Die Klasse folgte ihm durch die Ausstellung und hörte sich seinen Vortrag an, auch wenn der recht kompliziert für Vorschüler war. Harry verstand nicht alles, aber er liebte die Bilder der Ausstellung, die viele Meerestiere zeigten. An dem Teil der Schifffahrt war er bei weitem nicht so interessiert. Als sie die Führung beendeten klebte er förmlich an den großen Aquarien und beobachtete die Tiere und Pflanzen darinnen.

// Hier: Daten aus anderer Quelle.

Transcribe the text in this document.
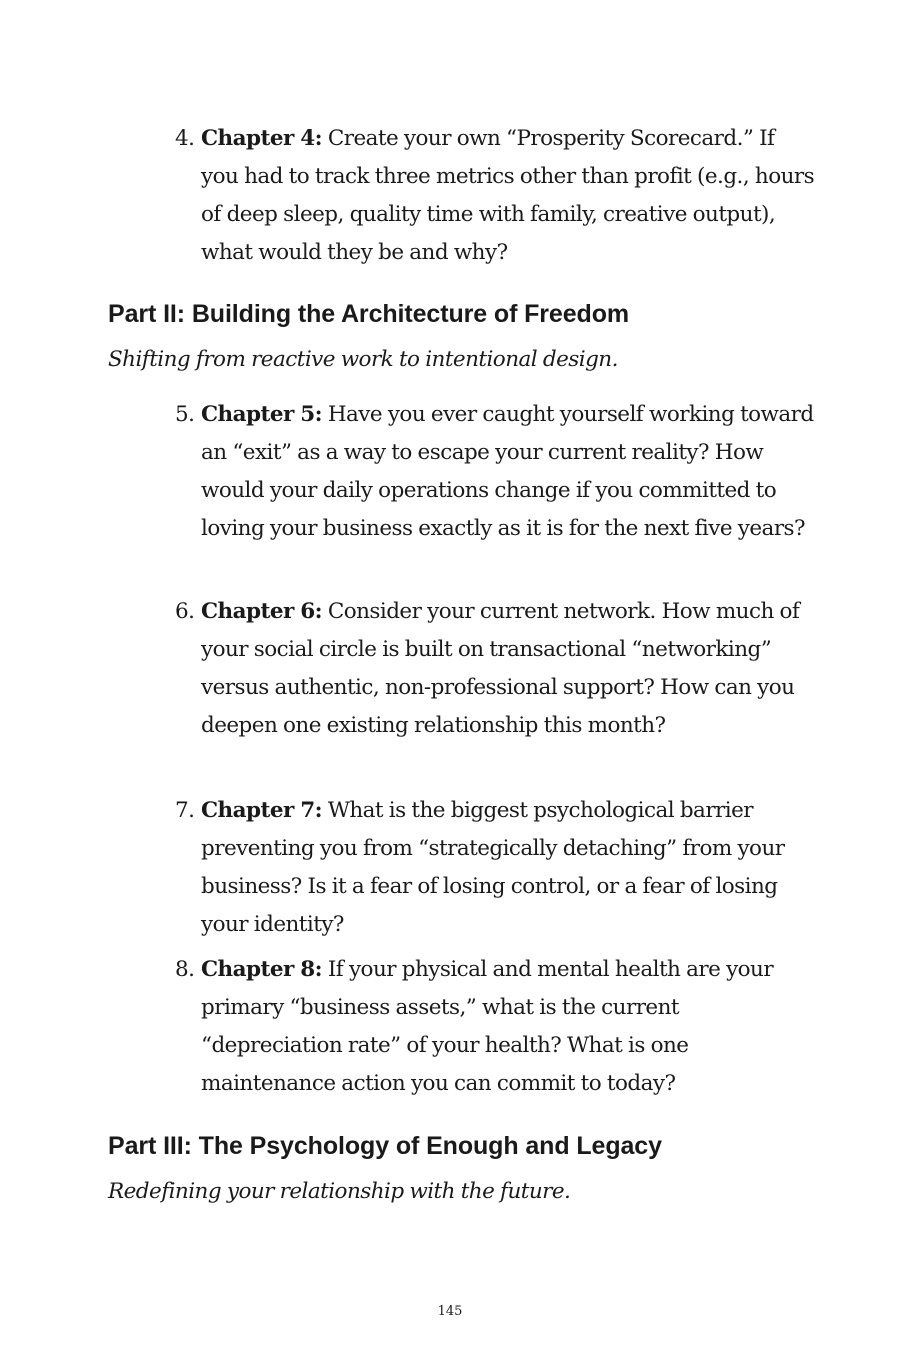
4. Chapter 4: Create your own “Prosperity Scorecard.” If you had to track three metrics other than profit (e.g., hours of deep sleep, quality time with family, creative output), what would they be and why?
Part II: Building the Architecture of Freedom
Shifting from reactive work to intentional design.
5. Chapter 5: Have you ever caught yourself working toward an “exit” as a way to escape your current reality? How would your daily operations change if you committed to loving your business exactly as it is for the next five years?
6. Chapter 6: Consider your current network. How much of your social circle is built on transactional “networking” versus authentic, non-professional support? How can you deepen one existing relationship this month?
7. Chapter 7: What is the biggest psychological barrier preventing you from “strategically detaching” from your business? Is it a fear of losing control, or a fear of losing your identity?
8. Chapter 8: If your physical and mental health are your primary “business assets,” what is the current “depreciation rate” of your health? What is one maintenance action you can commit to today?
Part III: The Psychology of Enough and Legacy
Redefining your relationship with the future.
145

Als er noch einmal alle davon genau angesehen hatte, sah er sich in dem großen Raum um und stellte fest, dass er als einziger noch in diesem Raum war. Suchend sah er sich um und entdeckte eine Uhr über einer der Türen. Diese zeigte ihm, dass er noch genug Zeit hatte. Dennoch folgte er der Beschilderung in Richtung Ausgang, die ihnen die Lehrerin gezeigt hatte. Dabei sah er sich in jedem der Räume genau um.

Als er in den Ausgangsraum trat, sah er eine Lotterie, bei dem mehrere Personen standen, darunter auch einige seiner Mitschüler. Harry stockte, doch bei einer näheren Beobachtung merkte er, dass Dudley und seine Leute kein Teil der Gruppe waren. Also ging er vorsichtig doch näher heran.

„Ihr dürft alle einmal an dem Rad drehen, bis eine Kugel herausfällt, die uns dann zeigt, was ihr gewonnen habt. Ihr müsst mir nur eure Karte geben, damit ich sie entwerten kann." Seine Klassenkameraden stellten sich in einer Reihe auf und auch Harry stellte sich an.

Der Mann ließ sie alle drehen und riss dann ein Stück von ihrer Eintrittskarte ab, um so die Karte zu entwerten. Seine Klassenkameraden bekamen kleine Kuscheltiere oder Schlüsselanhänger, ein Mädchen, Marie, auch einen schönen Kugelschreiber.

Dann war Harry an der Reihe. „Deine Karte bitte." Harry gab dem Mann mit dem freundlichen Lächeln die Karte und griff nach der Kurbel des Gefäßes, aus dem dann eine kleine Kugel kommen würde. Er drehte und eine einzelne Kugel fiel in die Schüssel darunter. Im Gegensatz zu denen seiner Klassenkameraden war die Kugel nicht knallgelb oder rot oder sogar orange, sondern in einem blau, das ihn an das Meer draußen erinnerte.

Er zuckte zusammen, als der Mann begann eine Glocke zu läuten. „Wir haben den Gewinner des Sonderpreises. Eine Familienreise mit der AtlantisDream. Wie ist dein Name?"

„Harry Potter." Harry zog den Kopf ein, doch der Mann zog ihn in die Mitte der Gruppe von Leuten und reichte ihm die Kugel.

„Lächle für das Siegerfoto." Bei dem plötzlichen Blitz des Fotoapparats musste Harry blinzeln.

Er verstand noch immer nicht, was um ihn herum gerade passierte. Der Mann sprach mit seiner Lehrerin und diese füllte ein Papier für ihn aus, ehe sie ihn anlächelte und ihn beglückwünschte. Auch seine Mitschüler gratulierten ihm und Harry wusste noch immer nicht ganz, was gerade passierte. Er hoffte nur, dass sein Onkel und seine Tante nicht wütend wären.